O Mal deveria ser sempre um mistério, mas a Experiência e a Observação fazem-nos encará-lo como tal só quando não deslindamos um motivo plausível para as acções que o concretizam. Infelizmente, a entrada de pistoleiros assassinos em escolas dos EUA já só é notícia pelo que traz de revolta, não pela raridade. E aí julgo residir, justamente, a motivação de muitos dos repelentes protagonistas destes massacres: querem a todo o querer a evidência da repulsa, porque, havendo cultivado no íntimo alguma revolta contra a sociedade, só imaginam eficaz uma vingança dela com uma actuação que ainda a choque. Como poucas já o conseguem fazer, matar os próprios pais ou crianças que a nossa reserva de Esperança tende a ver, pela inocência, como o Futuro melhor, são os meios mais à mão. No caso do Connecticut que faz as parangonas dos jornais, nem se pode acusar de ser a região apegada aos hábitos do Farwest, ou das tensões sempre sublinhadas nas comunidades do Sul, mas um Estado da Nova Inglaterra onde se duvida da própria subsistência de Conservadores e tudo é progressisticamente instituído. A discussão sobre o controlo de armas é uma diversão. Eu até acho que o acesso a muitas classes delas deve ser restringido, mas claro que não se disparam sozinhas e aquele País continua a ver parte da sua dignidade construída na concessão universal e constitucional do direito de as usar, para igualar-se à Nobreza setecentista da Nação colonizadora.

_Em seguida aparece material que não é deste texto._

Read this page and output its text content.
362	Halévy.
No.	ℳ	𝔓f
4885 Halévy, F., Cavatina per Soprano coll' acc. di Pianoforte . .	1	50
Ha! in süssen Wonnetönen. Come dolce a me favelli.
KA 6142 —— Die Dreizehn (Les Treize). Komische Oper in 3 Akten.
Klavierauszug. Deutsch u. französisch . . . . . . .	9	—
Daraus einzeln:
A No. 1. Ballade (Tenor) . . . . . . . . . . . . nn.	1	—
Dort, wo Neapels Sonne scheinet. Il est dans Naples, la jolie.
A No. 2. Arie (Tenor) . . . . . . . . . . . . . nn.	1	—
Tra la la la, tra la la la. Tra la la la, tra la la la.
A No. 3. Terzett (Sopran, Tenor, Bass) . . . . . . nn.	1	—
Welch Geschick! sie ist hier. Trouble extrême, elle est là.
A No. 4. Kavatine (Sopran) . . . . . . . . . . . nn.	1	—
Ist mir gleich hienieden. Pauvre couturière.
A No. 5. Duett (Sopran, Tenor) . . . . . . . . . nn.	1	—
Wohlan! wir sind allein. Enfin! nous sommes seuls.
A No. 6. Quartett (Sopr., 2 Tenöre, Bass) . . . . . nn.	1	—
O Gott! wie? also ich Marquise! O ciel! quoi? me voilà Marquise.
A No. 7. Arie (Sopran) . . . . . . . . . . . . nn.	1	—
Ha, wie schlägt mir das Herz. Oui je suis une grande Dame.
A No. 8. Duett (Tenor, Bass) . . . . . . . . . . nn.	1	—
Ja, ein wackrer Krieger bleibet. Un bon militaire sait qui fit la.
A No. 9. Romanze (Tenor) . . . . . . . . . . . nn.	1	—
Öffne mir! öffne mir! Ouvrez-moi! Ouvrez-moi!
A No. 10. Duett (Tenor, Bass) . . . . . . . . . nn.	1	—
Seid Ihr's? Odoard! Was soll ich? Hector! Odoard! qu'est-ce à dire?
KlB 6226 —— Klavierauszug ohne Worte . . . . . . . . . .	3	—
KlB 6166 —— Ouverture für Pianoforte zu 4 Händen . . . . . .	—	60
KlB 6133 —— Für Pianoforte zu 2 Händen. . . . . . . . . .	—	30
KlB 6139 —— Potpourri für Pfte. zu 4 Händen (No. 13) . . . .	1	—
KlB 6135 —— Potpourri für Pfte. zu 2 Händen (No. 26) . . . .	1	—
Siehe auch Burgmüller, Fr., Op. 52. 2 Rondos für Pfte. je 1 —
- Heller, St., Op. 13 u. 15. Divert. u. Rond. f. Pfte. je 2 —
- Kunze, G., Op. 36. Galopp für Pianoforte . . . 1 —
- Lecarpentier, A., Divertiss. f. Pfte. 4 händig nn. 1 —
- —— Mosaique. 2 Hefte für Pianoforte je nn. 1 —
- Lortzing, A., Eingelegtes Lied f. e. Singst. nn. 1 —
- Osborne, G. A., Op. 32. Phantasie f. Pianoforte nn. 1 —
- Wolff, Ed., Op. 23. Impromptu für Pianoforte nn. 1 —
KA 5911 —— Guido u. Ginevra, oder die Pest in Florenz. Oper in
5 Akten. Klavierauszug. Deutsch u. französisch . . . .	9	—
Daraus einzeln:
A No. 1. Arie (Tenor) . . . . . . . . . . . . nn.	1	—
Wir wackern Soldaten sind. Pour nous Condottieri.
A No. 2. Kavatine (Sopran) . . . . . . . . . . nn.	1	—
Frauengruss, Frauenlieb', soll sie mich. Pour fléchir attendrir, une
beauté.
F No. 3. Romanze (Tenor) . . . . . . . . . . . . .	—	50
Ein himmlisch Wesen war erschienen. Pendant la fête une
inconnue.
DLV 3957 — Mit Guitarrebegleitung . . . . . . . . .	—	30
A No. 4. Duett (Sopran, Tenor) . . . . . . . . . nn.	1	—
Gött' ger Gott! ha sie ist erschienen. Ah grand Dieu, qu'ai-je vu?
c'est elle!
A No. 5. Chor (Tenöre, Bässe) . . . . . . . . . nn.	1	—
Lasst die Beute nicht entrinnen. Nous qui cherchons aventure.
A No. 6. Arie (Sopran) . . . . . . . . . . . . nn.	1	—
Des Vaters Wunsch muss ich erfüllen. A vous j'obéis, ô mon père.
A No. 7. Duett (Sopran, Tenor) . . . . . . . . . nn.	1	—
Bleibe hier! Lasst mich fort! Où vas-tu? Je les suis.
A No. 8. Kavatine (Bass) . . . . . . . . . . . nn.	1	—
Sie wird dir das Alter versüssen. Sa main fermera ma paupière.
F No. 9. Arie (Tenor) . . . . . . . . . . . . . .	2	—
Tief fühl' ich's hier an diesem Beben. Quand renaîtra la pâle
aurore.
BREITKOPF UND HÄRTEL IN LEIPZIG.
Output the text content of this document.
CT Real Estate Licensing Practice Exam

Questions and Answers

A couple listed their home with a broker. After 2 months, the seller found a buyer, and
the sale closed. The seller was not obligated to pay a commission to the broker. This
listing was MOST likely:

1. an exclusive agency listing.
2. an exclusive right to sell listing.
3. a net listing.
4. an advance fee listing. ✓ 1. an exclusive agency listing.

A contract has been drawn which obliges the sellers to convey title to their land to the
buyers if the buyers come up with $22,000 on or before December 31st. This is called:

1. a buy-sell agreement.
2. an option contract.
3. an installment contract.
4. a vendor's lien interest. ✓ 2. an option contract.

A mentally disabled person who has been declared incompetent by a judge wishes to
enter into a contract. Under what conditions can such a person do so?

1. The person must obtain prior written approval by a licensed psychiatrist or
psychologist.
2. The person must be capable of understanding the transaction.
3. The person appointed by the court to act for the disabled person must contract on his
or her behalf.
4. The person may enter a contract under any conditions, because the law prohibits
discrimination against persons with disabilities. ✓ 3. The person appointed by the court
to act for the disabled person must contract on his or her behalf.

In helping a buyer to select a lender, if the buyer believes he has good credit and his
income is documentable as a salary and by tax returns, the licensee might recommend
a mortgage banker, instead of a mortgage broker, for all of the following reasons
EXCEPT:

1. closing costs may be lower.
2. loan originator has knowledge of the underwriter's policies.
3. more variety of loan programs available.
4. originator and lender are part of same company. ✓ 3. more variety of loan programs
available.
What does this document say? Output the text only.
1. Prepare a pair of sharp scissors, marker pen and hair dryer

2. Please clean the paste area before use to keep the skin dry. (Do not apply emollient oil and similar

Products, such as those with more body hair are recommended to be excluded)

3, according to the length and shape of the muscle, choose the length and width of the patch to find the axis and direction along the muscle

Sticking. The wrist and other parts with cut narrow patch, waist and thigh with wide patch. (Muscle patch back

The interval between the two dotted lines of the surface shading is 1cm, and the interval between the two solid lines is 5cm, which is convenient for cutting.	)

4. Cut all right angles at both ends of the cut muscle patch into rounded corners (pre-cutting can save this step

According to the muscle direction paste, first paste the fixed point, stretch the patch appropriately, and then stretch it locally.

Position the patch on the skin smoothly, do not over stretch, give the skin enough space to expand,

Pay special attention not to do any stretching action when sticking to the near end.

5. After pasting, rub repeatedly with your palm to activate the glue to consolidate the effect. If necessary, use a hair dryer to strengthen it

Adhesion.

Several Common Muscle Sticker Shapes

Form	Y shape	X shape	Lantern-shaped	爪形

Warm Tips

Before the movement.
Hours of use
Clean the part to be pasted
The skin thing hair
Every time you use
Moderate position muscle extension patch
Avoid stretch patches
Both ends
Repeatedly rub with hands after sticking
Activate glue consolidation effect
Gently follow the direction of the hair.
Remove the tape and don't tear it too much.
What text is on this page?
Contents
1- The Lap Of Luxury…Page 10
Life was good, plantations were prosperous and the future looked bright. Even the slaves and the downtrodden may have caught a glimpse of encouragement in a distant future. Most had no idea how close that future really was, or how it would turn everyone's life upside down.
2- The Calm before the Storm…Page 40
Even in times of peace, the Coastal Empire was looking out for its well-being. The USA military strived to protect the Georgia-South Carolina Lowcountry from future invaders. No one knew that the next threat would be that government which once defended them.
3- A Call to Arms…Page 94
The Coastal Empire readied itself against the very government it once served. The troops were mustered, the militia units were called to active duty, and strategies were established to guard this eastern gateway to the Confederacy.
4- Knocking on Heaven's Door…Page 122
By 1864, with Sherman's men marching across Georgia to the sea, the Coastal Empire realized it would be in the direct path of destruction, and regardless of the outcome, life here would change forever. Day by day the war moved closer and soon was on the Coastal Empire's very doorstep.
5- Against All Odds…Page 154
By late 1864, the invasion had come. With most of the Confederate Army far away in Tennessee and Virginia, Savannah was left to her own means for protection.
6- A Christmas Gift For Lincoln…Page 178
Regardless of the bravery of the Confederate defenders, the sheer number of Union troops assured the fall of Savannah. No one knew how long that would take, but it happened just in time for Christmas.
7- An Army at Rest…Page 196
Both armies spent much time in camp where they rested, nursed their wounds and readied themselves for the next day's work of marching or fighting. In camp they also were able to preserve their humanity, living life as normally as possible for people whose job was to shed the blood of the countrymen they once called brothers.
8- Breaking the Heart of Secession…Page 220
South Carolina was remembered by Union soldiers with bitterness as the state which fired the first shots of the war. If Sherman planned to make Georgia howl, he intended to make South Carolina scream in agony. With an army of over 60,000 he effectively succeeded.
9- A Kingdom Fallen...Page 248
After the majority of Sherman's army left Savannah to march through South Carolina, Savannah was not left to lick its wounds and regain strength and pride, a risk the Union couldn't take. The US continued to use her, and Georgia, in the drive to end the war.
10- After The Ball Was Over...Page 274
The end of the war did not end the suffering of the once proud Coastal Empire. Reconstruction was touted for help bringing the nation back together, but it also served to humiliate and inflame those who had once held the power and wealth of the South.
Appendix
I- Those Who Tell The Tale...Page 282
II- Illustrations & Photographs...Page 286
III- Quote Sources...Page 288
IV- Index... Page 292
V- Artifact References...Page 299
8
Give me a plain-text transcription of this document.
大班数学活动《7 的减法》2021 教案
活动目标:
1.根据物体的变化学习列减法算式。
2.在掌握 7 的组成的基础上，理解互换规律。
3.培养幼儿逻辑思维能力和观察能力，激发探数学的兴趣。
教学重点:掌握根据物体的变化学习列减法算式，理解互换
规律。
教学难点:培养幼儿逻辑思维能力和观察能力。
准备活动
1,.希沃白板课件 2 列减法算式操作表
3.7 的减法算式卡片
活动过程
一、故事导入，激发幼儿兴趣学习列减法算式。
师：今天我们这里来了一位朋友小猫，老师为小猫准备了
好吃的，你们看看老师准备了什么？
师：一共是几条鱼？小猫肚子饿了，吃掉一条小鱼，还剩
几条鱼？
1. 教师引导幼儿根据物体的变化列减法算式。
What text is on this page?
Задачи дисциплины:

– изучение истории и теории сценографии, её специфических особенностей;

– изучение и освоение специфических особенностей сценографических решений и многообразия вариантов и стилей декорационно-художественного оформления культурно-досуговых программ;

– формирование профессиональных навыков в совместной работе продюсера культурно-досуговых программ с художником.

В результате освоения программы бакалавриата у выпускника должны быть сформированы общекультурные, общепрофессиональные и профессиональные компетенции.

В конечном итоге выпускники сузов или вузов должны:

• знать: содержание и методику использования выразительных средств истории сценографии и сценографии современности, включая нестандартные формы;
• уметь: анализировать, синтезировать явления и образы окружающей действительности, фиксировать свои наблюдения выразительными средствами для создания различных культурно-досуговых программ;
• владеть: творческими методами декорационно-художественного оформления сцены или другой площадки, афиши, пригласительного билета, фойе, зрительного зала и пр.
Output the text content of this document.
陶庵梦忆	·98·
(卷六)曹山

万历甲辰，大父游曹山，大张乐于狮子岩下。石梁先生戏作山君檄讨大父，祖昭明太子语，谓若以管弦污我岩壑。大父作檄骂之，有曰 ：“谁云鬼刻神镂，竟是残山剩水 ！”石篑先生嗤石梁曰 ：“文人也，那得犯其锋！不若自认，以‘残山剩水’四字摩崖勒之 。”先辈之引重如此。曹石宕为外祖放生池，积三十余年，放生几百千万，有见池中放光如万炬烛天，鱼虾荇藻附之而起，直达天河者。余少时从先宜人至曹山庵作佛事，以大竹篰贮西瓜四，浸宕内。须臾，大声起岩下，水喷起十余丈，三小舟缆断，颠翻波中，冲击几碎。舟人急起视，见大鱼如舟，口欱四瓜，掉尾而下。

Além de que paragens em que o acesso às ferramentas da morte é condicionado não desconhecem estes tristes episódios. Na China, recentemente, canalizou-se para um surto de navalhadas escolares. Então, por que é que o assassínio em massa é tão repetido na vida Norte-Americana e tão lamentavelmente emblemático dela? Talvez por toda a estrutura daquela ser pensada em função da quantidade: foi-o a exploração do gado, a expansão da União em território e população, a produção industrial nas cadeias de montagem. Se juntarmos a esta matéria inflamável o rastilho das coberturas televisivas hiperbólicas, está criada a conjugação que faça rebentar a Maldade eventualmente acumulada. Por uma irronia do destino, o nome próprio do desafogado e escolarmente brilhante Sr. Lanza era Adam. Não será o Maligno, depositado à espera de serpentes detonadoras, simbólica maior da nossa condição, a chave que cada vez mais nos custa a aceitar?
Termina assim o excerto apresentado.